La terapia intensiva
«Trasportata in Terapina Intensiva, il dottor Milella chiese di fare l’ecocardio, che escluse l’embolia. Allora gli dissi: “Dottor Milella, mi scusi, ma di fronte a questi parametri, non è che ci troviamo di fronte a una ipertermia maligna?”. E lui mi disse che sì, poteva essere. Misurammo la temperatura, era salita a 43. Lui ordinò di raffreddarla immediatamente e di sottoporla a dialisi e urlò: “Portatemi il Dantrolene”. Per me fu liberatorio, l’avrebbero salvata. Il dottor Milella fece chiamare il caposala e pensai che si sarebbe risolto tutto. Poi il dottor De Renzo mi chiese di accompagnarlo dal padre per dirgli che la bambina era in Terapia Intensiva, quando tornai alle 13 i parametri erano peggiorati e lei era completamente coperta dal ghiaccio. Fu solo allora che vidi un infermiere con una boccetta che conteneva una polvere rossa, il Dantrolene. Tornai a casa, verso le 17 telefonai per sapere come stesse, la mia speranza interiore aveva avuto il sopravvento sulla diagnosi, sull’evidenza che non c’era già più scampo. Mi dissero che la bambina era morta».
Le nuove indagini
Sono due le denunce avviate dal legale del papà di Zaraj, l’avvocato Michele Laforgia. La prima, contro il caposala (che non è mai stato indagato) relativa alla sua responsabilità sulla mancanza del Dantrolene. Dopo aver avviato le indagini su di lui, la pm Bruna Manganelli ha chiesto l’archiviazione contro la quale si è opposto l’avvocato Laforgia, e la gip gli ha dato ragione. La posizione dell’infermiere, dunque, è ancora al vaglio della Procura.

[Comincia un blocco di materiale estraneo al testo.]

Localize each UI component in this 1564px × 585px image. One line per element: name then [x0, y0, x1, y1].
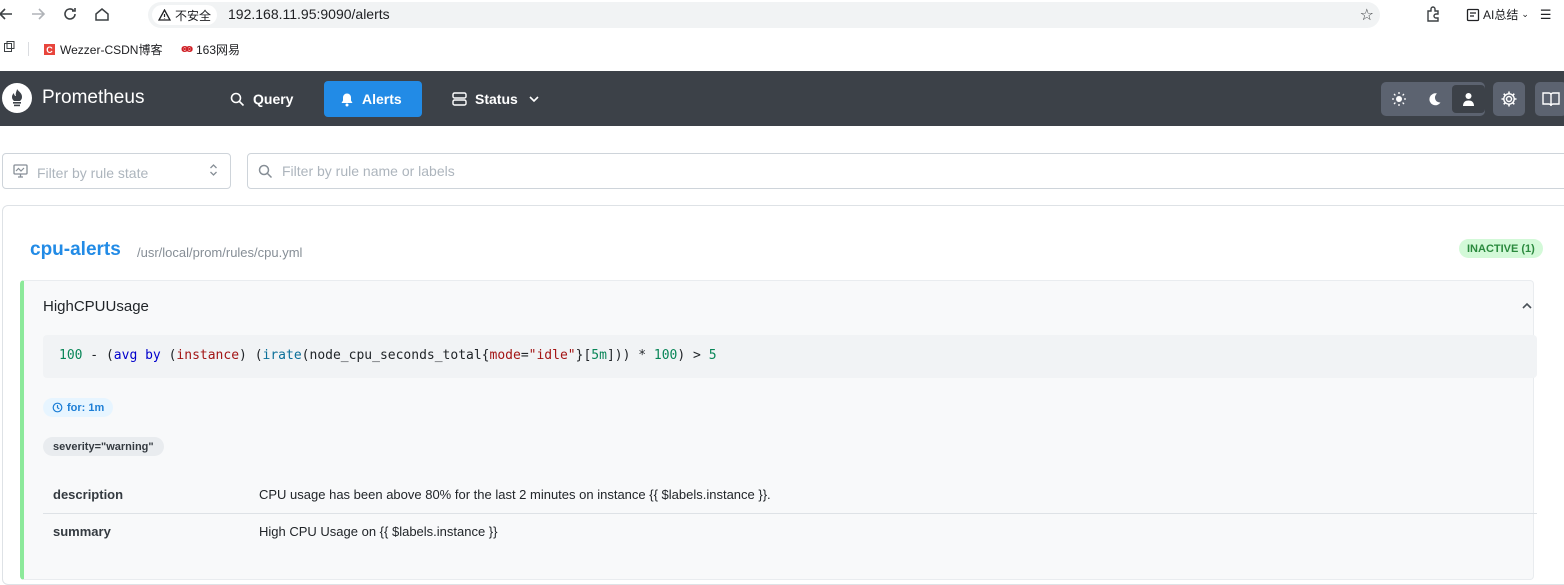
for-duration-label: for: 1m: [67, 401, 105, 414]
expr-token: =: [520, 348, 529, 363]
for-duration-badge: for: 1m: [43, 398, 114, 417]
address-bar[interactable]: 不安全 192.168.11.95:9090/alerts ☆: [148, 2, 1380, 28]
back-icon[interactable]: [0, 4, 16, 24]
chevron-up-icon[interactable]: [1521, 299, 1533, 317]
browser-toolbar: 不安全 192.168.11.95:9090/alerts ☆ AI总结 ⌄ ☰: [0, 0, 1564, 30]
annotation-value: High CPU Usage on {{ $labels.instance }}: [259, 512, 1537, 549]
annotations-table: description CPU usage has been above 80%…: [43, 477, 1537, 549]
book-icon: [1542, 92, 1560, 107]
rule-name-input[interactable]: [282, 155, 1482, 187]
url-text[interactable]: 192.168.11.95:9090/alerts: [228, 6, 390, 22]
bookmark-star-icon[interactable]: ☆: [1360, 5, 1374, 25]
expr-token: 100: [653, 348, 678, 363]
settings-button[interactable]: [1493, 82, 1525, 116]
extensions-icon[interactable]: [1424, 5, 1442, 28]
nav-query-label: Query: [253, 91, 294, 107]
ai-doc-icon: [1466, 8, 1480, 21]
expr-token: - (: [82, 348, 114, 363]
security-label: 不安全: [175, 8, 212, 23]
server-icon: [452, 92, 467, 106]
bookmark-163[interactable]: ꙭ 163网易: [181, 41, 240, 58]
expr-token: ) >: [677, 348, 709, 363]
clock-icon: [52, 402, 63, 413]
ai-summary-button[interactable]: AI总结 ⌄ ☰: [1466, 6, 1552, 23]
label-badge: severity="warning": [43, 437, 164, 456]
expr-token: 5: [708, 348, 717, 363]
prometheus-logo-icon: [2, 83, 32, 113]
gear-icon: [1501, 91, 1517, 107]
table-row: summary High CPU Usage on {{ $labels.ins…: [43, 512, 1537, 549]
app-header: Prometheus Query Alerts Status: [0, 71, 1564, 126]
moon-icon: [1428, 92, 1440, 105]
table-row: description CPU usage has been above 80%…: [43, 477, 1537, 513]
search-icon: [258, 164, 273, 184]
group-file-path: /usr/local/prom/rules/cpu.yml: [137, 245, 303, 260]
annotation-value: CPU usage has been above 80% for the las…: [259, 487, 771, 503]
bookmark-label: 163网易: [196, 43, 241, 57]
bookmark-label: Wezzer-CSDN博客: [60, 43, 163, 57]
rule-state-placeholder: Filter by rule state: [37, 165, 149, 181]
menu-icon[interactable]: ☰: [1540, 7, 1552, 23]
expr-token: irate: [262, 348, 302, 363]
bookmarks-bar: C Wezzer-CSDN博客 ꙭ 163网易: [0, 36, 1564, 62]
rule-name-filter: [247, 153, 1564, 189]
expr-token: instance: [176, 348, 240, 363]
rule-state-filter[interactable]: Filter by rule state: [2, 153, 231, 189]
bookmark-csdn[interactable]: C Wezzer-CSDN博客: [44, 41, 162, 58]
docs-button[interactable]: [1535, 82, 1564, 116]
annotation-key: description: [53, 487, 124, 503]
nav-query[interactable]: Query: [214, 81, 309, 117]
chevron-down-icon: ⌄: [1521, 9, 1529, 19]
group-name: cpu-alerts: [30, 239, 121, 260]
theme-auto-button[interactable]: [1452, 85, 1486, 113]
rule-group-card: cpu-alerts /usr/local/prom/rules/cpu.yml…: [2, 205, 1564, 585]
security-indicator[interactable]: 不安全: [152, 5, 218, 25]
theme-light-button[interactable]: [1383, 85, 1416, 113]
expr-token: (node_cpu_seconds_total{: [301, 348, 490, 363]
forward-icon[interactable]: [28, 4, 48, 24]
user-icon: [1463, 93, 1475, 106]
bookmark-divider: [28, 42, 29, 56]
brand[interactable]: Prometheus: [2, 83, 144, 113]
expr-token: 100: [59, 348, 83, 363]
tab-groups-icon[interactable]: [4, 41, 15, 52]
expr-token: mode: [489, 348, 521, 363]
expr-token: "idle": [528, 348, 576, 363]
home-icon[interactable]: [92, 4, 112, 24]
nav-alerts-label: Alerts: [362, 91, 402, 107]
chevron-updown-icon: [209, 163, 218, 179]
search-icon: [230, 92, 245, 106]
expr-token: 5m: [591, 348, 607, 363]
expr-token: ) (: [239, 348, 263, 363]
rule-expression: 100 - (avg by (instance) (irate(node_cpu…: [43, 335, 1537, 378]
expr-token: ])) *: [606, 348, 654, 363]
rule-name[interactable]: HighCPUUsage: [43, 298, 149, 315]
netease-icon: ꙭ: [181, 43, 194, 55]
nav-status[interactable]: Status: [436, 81, 556, 117]
brand-name: Prometheus: [42, 87, 145, 108]
expr-token: (: [160, 348, 177, 363]
alert-rule-card: HighCPUUsage 100 - (avg by (instance) (i…: [20, 280, 1537, 580]
csdn-icon: C: [44, 44, 55, 55]
warning-icon: [158, 9, 171, 21]
theme-dark-button[interactable]: [1418, 85, 1451, 113]
annotation-key: summary: [43, 512, 259, 549]
chevron-down-icon: [529, 96, 539, 103]
bell-icon: [341, 93, 353, 106]
sun-icon: [1392, 92, 1407, 106]
nav-alerts[interactable]: Alerts: [324, 81, 422, 117]
expr-token: }[: [575, 348, 592, 363]
ai-summary-label: AI总结: [1483, 8, 1519, 22]
reload-icon[interactable]: [60, 4, 80, 24]
monitor-icon: [13, 164, 28, 183]
theme-switcher: [1381, 82, 1486, 116]
expr-token: avg by: [113, 348, 161, 363]
status-badge: INACTIVE (1): [1459, 239, 1543, 258]
nav-status-label: Status: [475, 91, 518, 107]
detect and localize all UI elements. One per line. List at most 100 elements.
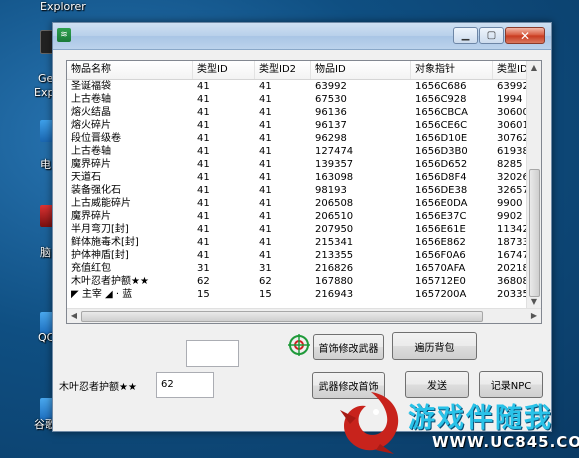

La seconda, invece, è relativa all’assenza del farmaco salvavita dalla sala operatoria dove, per legge, ne dovrebbero essere conservati 48 flaconi. Le indagini accertarono, dopo il decesso della dodicenne, la presenza di 12 boccette, la cui provenienza è ancora sconosciuta. Al vaglio degli inquirenti un biglietto anonimo, fatto pervenire al papà di Zara, nel quale si sèiegava che il farmaco salvavita quel giorno arrivò dalla farmacia del Policlinico. Durante le indagini, invece, il dottor Milella dichiarò di averlo somministrato già in sala operatoria e durante la corsa in Terapia Intensiva.